Au cours des décennies 1940 et 1950, le nombre des femmes au travail augmente sans cesse à Granby, bien que leur proportion de la main-d’œuvre se maintienne autour du tiers. Sans aucun doute, ce sont d’abord des impératifs de nature économique qui gardent les femmes à l’emploi après la guerre. Le développement du secteur des services, où elles dominent traditionnellement, repose sur leur présence. Pensons à l’hôpital Saint-Joseph et aux nombreuses écoles qui ouvrent leurs portes après 1940, aux restaurants, aux salons de coiffure et aux commerces de détail qui se multiplient. Ces secteurs d’activités, qui employaient moins de 600 femmes en 1941, en engagent plus de 2 000 vingt ans plus tard. Dans l’industrie, où leur proportion relative baisse légèrement, on table sur leur faible rémunération pour lutter contre une concurrence étrangère de plus en plus féroce. Finalement, l’obtention d’un deuxième revenu est perçue comme une nécessité par les ménages désireux de participer davantage au monde de la consommation.
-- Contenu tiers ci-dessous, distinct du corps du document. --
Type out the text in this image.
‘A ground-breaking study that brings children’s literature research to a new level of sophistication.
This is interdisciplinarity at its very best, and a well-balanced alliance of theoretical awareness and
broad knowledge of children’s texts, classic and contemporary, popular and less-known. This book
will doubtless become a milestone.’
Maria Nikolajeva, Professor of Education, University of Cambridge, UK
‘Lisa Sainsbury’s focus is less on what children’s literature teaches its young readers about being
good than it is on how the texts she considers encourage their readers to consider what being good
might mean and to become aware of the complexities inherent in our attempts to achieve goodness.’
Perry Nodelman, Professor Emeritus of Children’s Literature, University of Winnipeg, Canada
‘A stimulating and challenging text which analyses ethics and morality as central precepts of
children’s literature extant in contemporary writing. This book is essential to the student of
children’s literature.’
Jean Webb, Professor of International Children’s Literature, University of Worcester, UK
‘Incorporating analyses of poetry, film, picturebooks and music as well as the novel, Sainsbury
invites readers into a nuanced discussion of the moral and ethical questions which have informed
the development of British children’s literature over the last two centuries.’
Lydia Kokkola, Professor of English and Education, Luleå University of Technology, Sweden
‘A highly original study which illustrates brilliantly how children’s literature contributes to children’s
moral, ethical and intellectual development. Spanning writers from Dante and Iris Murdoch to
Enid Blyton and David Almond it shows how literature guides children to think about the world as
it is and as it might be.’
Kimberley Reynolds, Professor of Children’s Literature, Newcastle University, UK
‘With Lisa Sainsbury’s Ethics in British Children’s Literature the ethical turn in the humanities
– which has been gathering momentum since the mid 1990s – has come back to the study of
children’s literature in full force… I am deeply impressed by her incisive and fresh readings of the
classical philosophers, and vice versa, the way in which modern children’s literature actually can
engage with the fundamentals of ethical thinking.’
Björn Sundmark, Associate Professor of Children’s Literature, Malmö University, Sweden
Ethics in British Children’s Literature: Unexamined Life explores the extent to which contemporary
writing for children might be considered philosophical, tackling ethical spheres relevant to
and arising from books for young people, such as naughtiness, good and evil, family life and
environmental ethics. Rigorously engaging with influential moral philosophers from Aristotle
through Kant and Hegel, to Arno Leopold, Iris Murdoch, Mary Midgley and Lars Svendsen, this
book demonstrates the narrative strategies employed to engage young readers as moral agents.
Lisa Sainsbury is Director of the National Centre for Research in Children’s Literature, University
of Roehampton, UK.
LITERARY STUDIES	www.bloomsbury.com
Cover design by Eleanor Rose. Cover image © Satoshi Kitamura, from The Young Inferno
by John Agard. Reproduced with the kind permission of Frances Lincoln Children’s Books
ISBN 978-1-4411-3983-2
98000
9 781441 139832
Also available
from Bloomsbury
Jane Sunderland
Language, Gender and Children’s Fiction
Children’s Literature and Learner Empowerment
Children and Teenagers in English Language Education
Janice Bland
Le développement du secteur des services, où elles dominent traditionnellement, repose sur leur présence. Pensons à l’hôpital Saint-Joseph et aux nombreuses écoles qui ouvrent leurs portes après 1940, aux restaurants, aux salons de coiffure et aux commerces de détail qui se multiplient. Le personnel du supermarché A&P, en 1957. (©SHHY, coll. Photographies Granby et région, P070-S27-SS3-SSS1-D5-P001 | Roger Roy, photographe)
Club des femmes d’affaires de Granby,1959. (©SHHY, fonds Jean-Paul Matton, P042-S003-D022-P001)
Club des femmes d’affaires de Granby, 1959. (©SHHY, fonds Jean-Paul Matton, P042-S3-D22-P1)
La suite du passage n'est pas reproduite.